A Green Electrically Conductive Textile with Tunable Piezoresistivity and Transiency

Abstract

A green textile-based conductor with controllable electrical resistance change with deformation and transiency (i.e., dissolution in water) will be the holy grail in wearable electronics since it can satisfy divergent needs with a single solution and be sustainable simultaneously. Nevertheless, designing such material is challenging since opposite requirements shall be satisfied. To solve such a problem, cotton is functionalized using conductive inks made of graphene or carbon nanofiber, a biodegradable polyvinyl alcohol binder, and environmentally friendly solvents. The electrical resistance shows an anisotropic response to bending depending on the composition of the coating and the stress direction, functioning either as a deformable compliant electrode or a tunable piezoresistor.
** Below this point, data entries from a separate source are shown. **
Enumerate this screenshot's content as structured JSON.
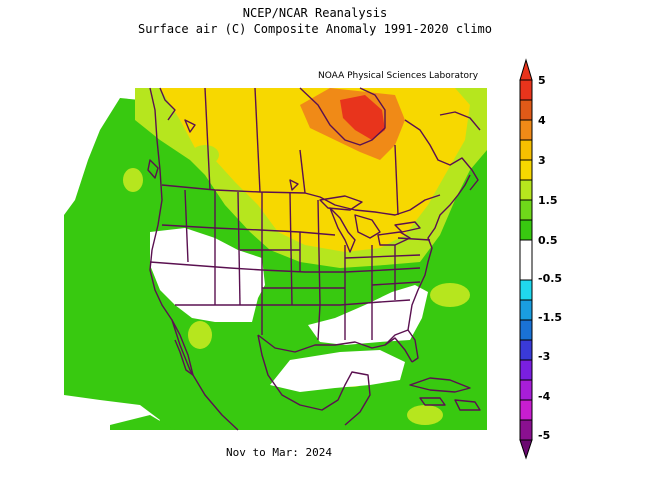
{
  "title_line1": "NCEP/NCAR Reanalysis",
  "title_line2": "Surface air (C) Composite Anomaly 1991-2020 climo",
  "attribution": "NOAA Physical Sciences Laboratory",
  "period": "Nov to Mar: 2024",
  "legend": {
    "labels": [
      "5",
      "4",
      "3",
      "1.5",
      "0.5",
      "-0.5",
      "-1.5",
      "-3",
      "-4",
      "-5"
    ],
    "colors": [
      "#e8341c",
      "#f08a17",
      "#f7d800",
      "#b6e61e",
      "#38c910",
      "#ffffff",
      "#20d8ee",
      "#1a72d6",
      "#7a1fe0",
      "#c81ed0",
      "#6a0a70"
    ]
  },
  "colors": {
    "green": "#38c910",
    "yellow_green": "#b6e61e",
    "yellow": "#f7d800",
    "orange": "#f08a17",
    "red": "#e8341c",
    "boundary": "#5a1050"
  }
}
Indeed, it can withstand thousands of bending cycles with a change in resistance of less than 5% or change its resistance by many orders of magnitude with the same deformation thanks to the combination of cotton twill and different nanofillers. A simple modification in the binder composition adding waterborne polyurethane allows the coating to go from entirely transient in water within minutes to withstanding simulated washing cycles for hours without losing its electrical conductivity. This green versatile conductor may serve opposing needs by altering the material composition and the deformation direction.